Projected mushroom-type phase-change memory

TL;DR

This paper investigates the projection mechanism in mushroom-type phase-change memory devices, focusing on how phase configurations and resistance stability can improve in-memory computing precision.

Contribution

It provides a detailed analysis of the projection mechanism in nanoscale mushroom-type phase-change memory devices, highlighting their fundamental operation and potential for enhanced computational stability.

Findings

Key attributes of resistance and phase configurations are characterized.

Projection mechanism can mitigate resistance drift issues.

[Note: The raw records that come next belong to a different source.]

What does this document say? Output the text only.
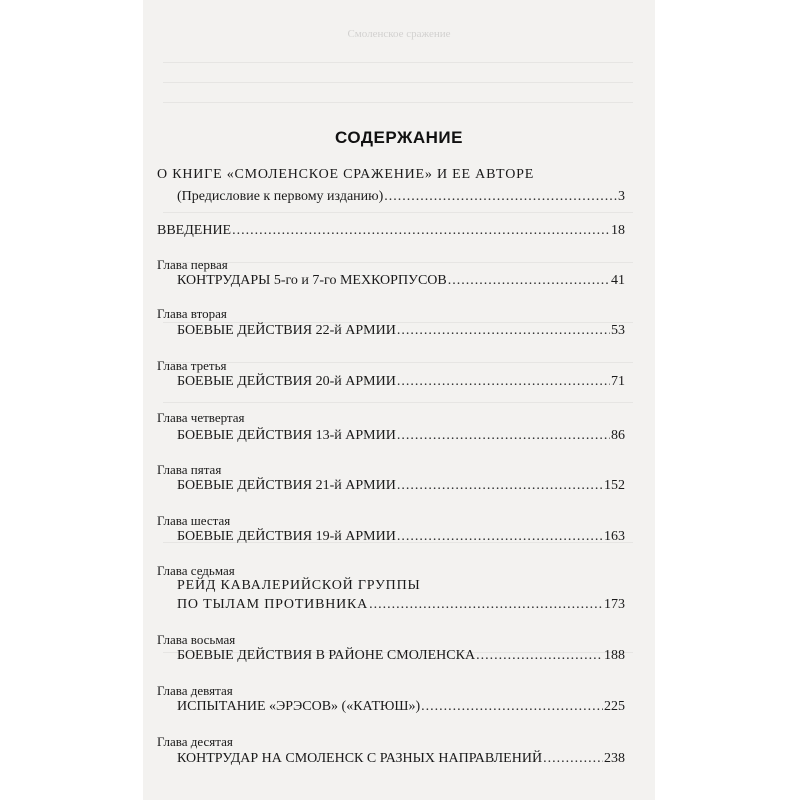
Смоленское сражение
СОДЕРЖАНИЕ
О КНИГЕ «СМОЛЕНСКОЕ СРАЖЕНИЕ» И ЕЕ АВТОРЕ
(Предисловие к первому изданию) .....	3
ВВЕДЕНИЕ .....	18
Глава первая
КОНТРУДАРЫ 5-го и 7-го МЕХКОРПУСОВ .....	41
Глава вторая
БОЕВЫЕ ДЕЙСТВИЯ 22-й АРМИИ .....	53
Глава третья
БОЕВЫЕ ДЕЙСТВИЯ 20-й АРМИИ .....	71
Глава четвертая
БОЕВЫЕ ДЕЙСТВИЯ 13-й АРМИИ .....	86
Глава пятая
БОЕВЫЕ ДЕЙСТВИЯ 21-й АРМИИ .....	152
Глава шестая
БОЕВЫЕ ДЕЙСТВИЯ 19-й АРМИИ .....	163
Глава седьмая
РЕЙД КАВАЛЕРИЙСКОЙ ГРУППЫ
ПО ТЫЛАМ ПРОТИВНИКА .....	173
Глава восьмая
БОЕВЫЕ ДЕЙСТВИЯ В РАЙОНЕ СМОЛЕНСКА .....	188
Глава девятая
ИСПЫТАНИЕ «ЭРЭСОВ» («КАТЮШ») .....	225
Глава десятая
КОНТРУДАР НА СМОЛЕНСК С РАЗНЫХ НАПРАВЛЕНИЙ .....	238
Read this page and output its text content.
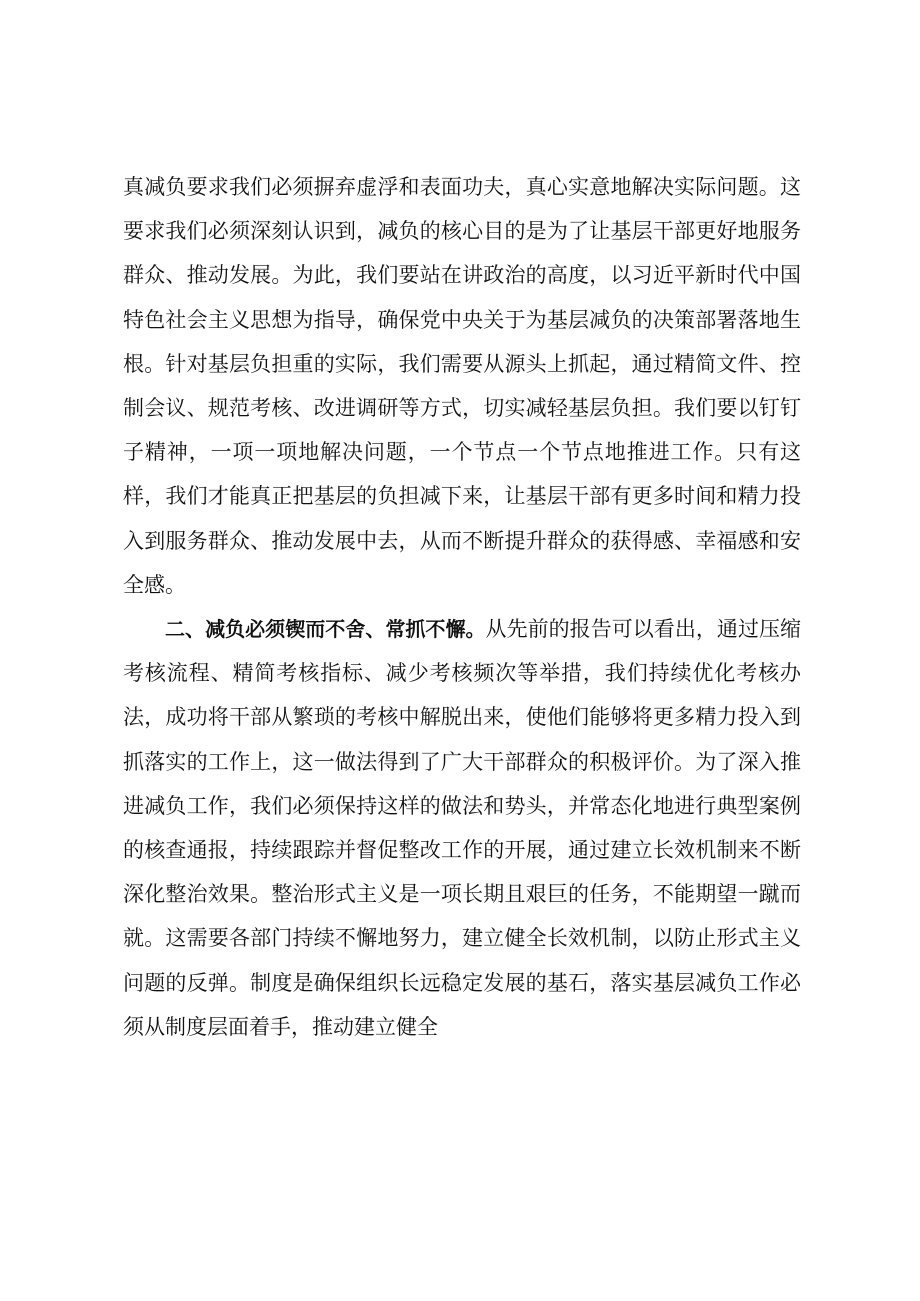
真减负要求我们必须摒弃虚浮和表面功夫，真心实意地解决实际问题。这要求我们必须深刻认识到，减负的核心目的是为了让基层干部更好地服务群众、推动发展。为此，我们要站在讲政治的高度，以习近平新时代中国特色社会主义思想为指导，确保党中央关于为基层减负的决策部署落地生根。针对基层负担重的实际，我们需要从源头上抓起，通过精简文件、控制会议、规范考核、改进调研等方式，切实减轻基层负担。我们要以钉钉子精神，一项一项地解决问题，一个节点一个节点地推进工作。只有这样，我们才能真正把基层的负担减下来，让基层干部有更多时间和精力投入到服务群众、推动发展中去，从而不断提升群众的获得感、幸福感和安全感。

二、减负必须锲而不舍、常抓不懈。从先前的报告可以看出，通过压缩考核流程、精简考核指标、减少考核频次等举措，我们持续优化考核办法，成功将干部从繁琐的考核中解脱出来，使他们能够将更多精力投入到抓落实的工作上，这一做法得到了广大干部群众的积极评价。为了深入推进减负工作，我们必须保持这样的做法和势头，并常态化地进行典型案例的核查通报，持续跟踪并督促整改工作的开展，通过建立长效机制来不断深化整治效果。整治形式主义是一项长期且艰巨的任务，不能期望一蹴而就。这需要各部门持续不懈地努力，建立健全长效机制，以防止形式主义问题的反弹。制度是确保组织长远稳定发展的基石，落实基层减负工作必须从制度层面着手，推动建立健全
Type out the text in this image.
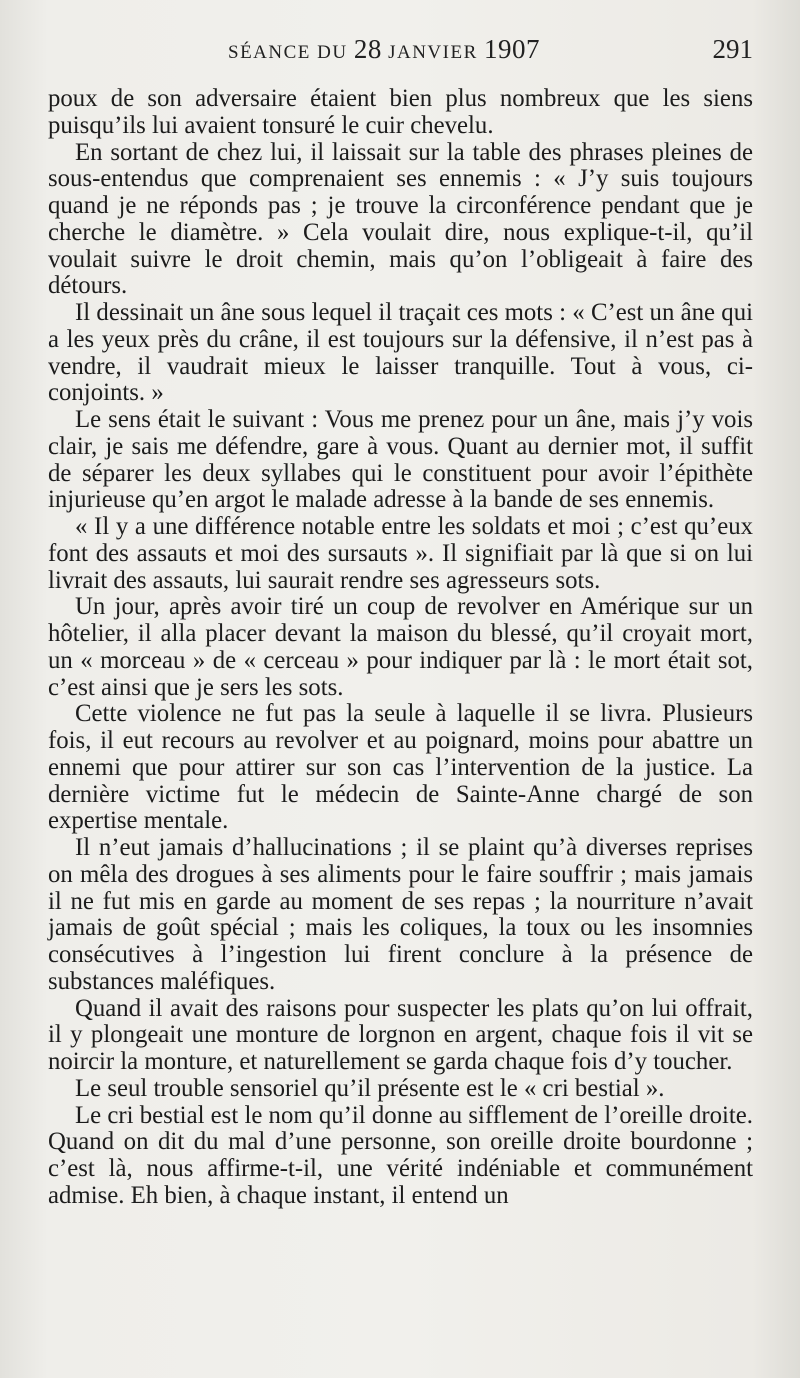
SÉANCE DU 28 JANVIER 1907	291

poux de son adversaire étaient bien plus nombreux que les siens puisqu’ils lui avaient tonsuré le cuir chevelu.

En sortant de chez lui, il laissait sur la table des phrases pleines de sous-entendus que comprenaient ses ennemis : « J’y suis toujours quand je ne réponds pas ; je trouve la circonférence pendant que je cherche le diamètre. » Cela voulait dire, nous explique-t-il, qu’il voulait suivre le droit chemin, mais qu’on l’obligeait à faire des détours.

Il dessinait un âne sous lequel il traçait ces mots : « C’est un âne qui a les yeux près du crâne, il est toujours sur la défensive, il n’est pas à vendre, il vaudrait mieux le laisser tranquille. Tout à vous, ci-conjoints. »

Le sens était le suivant : Vous me prenez pour un âne, mais j’y vois clair, je sais me défendre, gare à vous. Quant au dernier mot, il suffit de séparer les deux syllabes qui le constituent pour avoir l’épithète injurieuse qu’en argot le malade adresse à la bande de ses ennemis.

« Il y a une différence notable entre les soldats et moi ; c’est qu’eux font des assauts et moi des sursauts ». Il signifiait par là que si on lui livrait des assauts, lui saurait rendre ses agresseurs sots.

Un jour, après avoir tiré un coup de revolver en Amérique sur un hôtelier, il alla placer devant la maison du blessé, qu’il croyait mort, un « morceau » de « cerceau » pour indiquer par là : le mort était sot, c’est ainsi que je sers les sots.

Cette violence ne fut pas la seule à laquelle il se livra. Plusieurs fois, il eut recours au revolver et au poignard, moins pour abattre un ennemi que pour attirer sur son cas l’intervention de la justice. La dernière victime fut le médecin de Sainte-Anne chargé de son expertise mentale.

Il n’eut jamais d’hallucinations ; il se plaint qu’à diverses reprises on mêla des drogues à ses aliments pour le faire souffrir ; mais jamais il ne fut mis en garde au moment de ses repas ; la nourriture n’avait jamais de goût spécial ; mais les coliques, la toux ou les insomnies consécutives à l’ingestion lui firent conclure à la présence de substances maléfiques.

Quand il avait des raisons pour suspecter les plats qu’on lui offrait, il y plongeait une monture de lorgnon en argent, chaque fois il vit se noircir la monture, et naturellement se garda chaque fois d’y toucher.

Le seul trouble sensoriel qu’il présente est le « cri bestial ».

Le cri bestial est le nom qu’il donne au sifflement de l’oreille droite. Quand on dit du mal d’une personne, son oreille droite bourdonne ; c’est là, nous affirme-t-il, une vérité indéniable et communément admise. Eh bien, à chaque instant, il entend un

Insights into device operation improve understanding of phase-change memory.

Abstract

Phase-change memory devices have found applications in in-memory computing where the physical attributes of these devices are exploited to compute in place without the need to shuttle data between memory and processing units. However, non-idealities such as temporal variations in the electrical resistance have a detrimental impact on the achievable computational precision. To address this, a promising approach is projecting the phase configuration of phase change material onto some stable element within the device. Here we investigate the projection mechanism in a prominent phase-change memory device architecture, namely mushroom-type phase-change memory. Using nanoscale projected Ge2Sb2Te5 devices we study the key attributes of state-dependent resistance, drift coefficients, and phase configurations, and using them reveal how these devices fundamentally work.